México está compuesto por una cartografía lingüística amplia y diversa. Cada pueblo habla con su propia poética, con las tonalidades que distinguen a cada voz. Entre todas tejen un amplio paisaje sonoro. En nuestro país se hablan alrededor de 68 lenguas originarias que pertenecen a 11 familias lingüísticas. De ellas se derivan más de 360 variantes. Esto quiere decir que existen más de 300 formas de significar, de enunciar al mundo, de decir “nuestras lenguas viven” y de exigir justicia ante la responsabilidad histórica del Estado colonial por los más de 500 años de exterminio de los pueblos minorizados. Por ello es importante habilitar espacios para que las lenguas puedan fortalecerse, para que cada habitante de este país no sólo reconozca las que se hablan en otras latitudes del mundo, sino las que habitan en México, pues cada idioma originario es la suma de un devenir milenario.


IV
 
 
Tu’ún yò’ó yutu kani
yùkú ñàà tsiká nuú tutsi ñu’ún
kuí tono kiti kue ñàà yeè nuí tutsi ñu’ún
ri yeé va’ì ri yokoga
ra tsìki kue ni kue tono tsikuá.

La palabra extensión de raíz
hierba subterránea como cualquier animal
escondida en regocijo del calor de la tierra
camina silenciosa en la noche
para amanecer en el pensamiento profundo del lenguaje.

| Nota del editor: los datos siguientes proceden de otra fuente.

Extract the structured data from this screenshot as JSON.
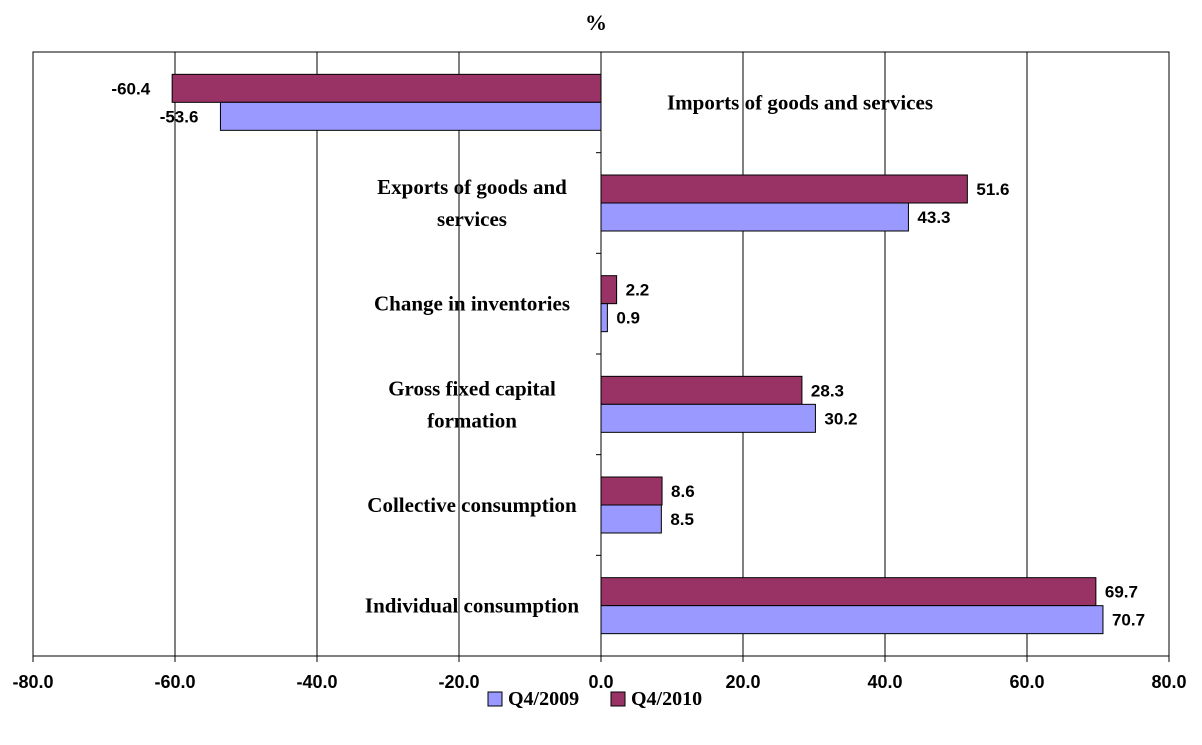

Celerina Patricia Sánchez, Tu’un / La palabra


Toda lengua tiene correspondencia con el territorio que habita. El lenguaje cobra sentido al encontrarse con la tierra, con los ríos y milpas donde todo significa, hasta lo más diminuto como las cenizas. El territorio también pertenece al orden de lo onírico, donde los viajes al cielo son posibles, donde los sueños se recrean, donde las cuevas son entradas al inframundo, donde los vivos y los que se han ido al otro mundo se encuentran. La lengua es un territorio que se defiende ante el extractivismo. Así lo hacen en la sierra nahua de Puebla, en el norte ch’ol de Chiapas, en la tierra de los Me’phaa en Guerrero, en el amplio territorio wirikuta de los pueblos del occidente. Así, en los cuatro puntos cardinales del país, podemos hallar comunidades que resisten. Es una lucha geopolítica, autonómica y también geolingüística, porque todo pronunciamiento en defensa del territorio, por la autodeterminación, se hace desde la lengua propia: skanantayel jme’tik kaxeltik (cuidar a la Madre Tierra). Hablar nuestra lengua originaria es defender también un territorio cercado.


 
V
 

El fuego de la memoria
Se necesita renacer el fuego de la memoria,
para divisar la llegada de nuevas alboradas,
donde nunca más exista el silencio de una lengua,
porque entonces habría una forma extinta de nombrar al mundo:
un murmullo perpetuo, una música sin canto, un pueblo olvidado.
Necesitamos retoñar como los frutos de antes,
con las raíces de siempre,
sembrar un mundo que nunca más vuelva a ser sin nosotros.